The biggest trend of NYFW wasn’t the reinterpretation of the corset, the bubble hems or slime green. The biggest trend of NYFW happened within the runway atmosphere itself. Savage X Fenty. Ralph Lauren. Tommy Hilfiger x Zendaya. Marc Jacobs. What all of these shows had in common was the experiential aspect of their runways. Each of these designers, and many more, created a mini world within their venue for each show, which in turn allowed the guest to feel as if they’d been placed into the designer’s head and allowed to take an inside look at their design process or their inspiration.
For the past several seasons, runways have become more and more elaborate, with live performances, outrageous set design and models who not only strut down the runway but dance, skip and sashay. This NYFW, many of the designers took their shows to the next level. Creating atmospheres which embody the personal aesthetic of each brand allows the consumer or guest to feel a connection to the pieces, and, in some ways, to the designer themselves.
This NYFW, fashion show attendees stepped into a whole new world at Tommy Hilfiger x Zendaya’s collection as the two designers recreated Harlem, New York of the ‘70s. Held at the historic Apollo Theater, they designed a set straight from that supreme era, and their clothes mirrored this inspiration perfectly. The second collection the duo has created together wowed the audience while in the backdrop, a Cadillac, live band and a dozen singers only added to the ‘70s mood.
Ready for the ‘20s to arrive? So is Ralph Lauren. His Art-Deco inspired nightclub, “Ralph’s Club,” played host to his A/W 2019 show. The glitzy program, which featured models such as the Hadid sisters, ended with a live performance from Janelle Monae performing jazz classics from the ‘20s and ‘30s. Glittering crystal chandeliers, luxurious table settings and a star-studded list of attendees ranging from Cate Blanchett to Henry Golding rounded out this Jazz Age night. Ralph’s encapsulating nightclub experience only served to fuel the buzz over his Gatsby-inspired designs.

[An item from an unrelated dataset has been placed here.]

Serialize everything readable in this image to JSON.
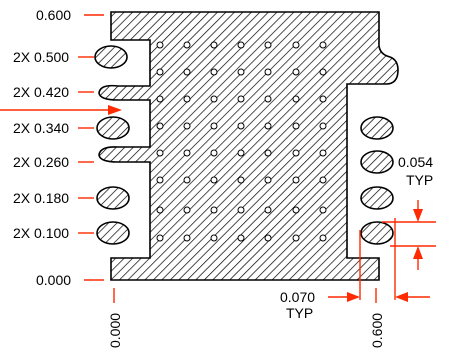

Marc Jacobs ended NYFW with a bang… and a symphony of models pouring out into the large auditorium space he chose for the show. Drill Hall, a fifty-five thousand square foot historic building on Park Avenue served as the backdrop for Jacobs’ twist on the usual runway show. Rather than ending his show with all of the looks displayed, Marc Jacobs began the show with every single model pouring out of the entrance into Drill Hall, strutting across the space towards the audience, who had been spread out across the room, before walking straight through the crowd.
Drawing inspiration from his “Flower Girl” show eighteen years ago before the 9/11 attacks, Jacobs focused on the joy to be found in clothing, the sheer exuberance and freedom that can be drawn from a new piece, and the comforting distraction found in one’s wardrobe. NYFW ended with the designer himself sprinting across the auditorium in a pair of six inch, sparkling pink heels. What better way to usher in this new era of a runway that fully encompasses everything the designer stands for?
Alyssa Coscarelli (@alyssainthecity), an influencer formerly at Refinery29, attended the Marc Jacobs fashion show last week. On her Instagram story, Coscarelli mentioned that the show felt as if the models were walking right through the audience, never looking down at the guests, which piqued their interest in the designs exhibited.
This need for an experience also translates into the retail world. Although brick-and-mortar stores have been on the steady decline, there’s been a rise in pop-up shops, collaborative experiences with influencers, locations personalized exactly to the brand’s aesthetic. These pop-ups allow for a new level of creative expression for each brand, in a world where six seconds is all the time we have to give something before moving on.
Designers have realized in order to succeed, they have to appeal to this changing generation of doers, a culture that demands immediate satisfaction and craves dynamic and compelling visuals. By creating a runway experience, rather than a show, designers are ensuring their collections live on in Instagram or Twitter, at least until the next show comes along.
This is one of many reasons why the Savage x Fenty show became such a revelation. Instead of livestreaming the show as Victoria’s Secret has done with their shows for so long, Rihanna chose to partner with Amazon Prime to release it. This created buzz, drew interest from her consumers, all the while creating an atmosphere of surprise, only to be peaked when it was announced after the show two weeks ago that all phones were taken from the guests.
Rihanna’s Savage X experience created an atmosphere of complete and utter body acceptance, paired with Laverne Cox and Slick Woods dancing in the Savage x Fenty lingerie. Releasing her show onto Amazon Prime allows us to continue to marvel at the magic she created with one simple collection over and over again, breathing in her aesthetic and hope for the future of the lingerie industry. It satisfies our six second brains.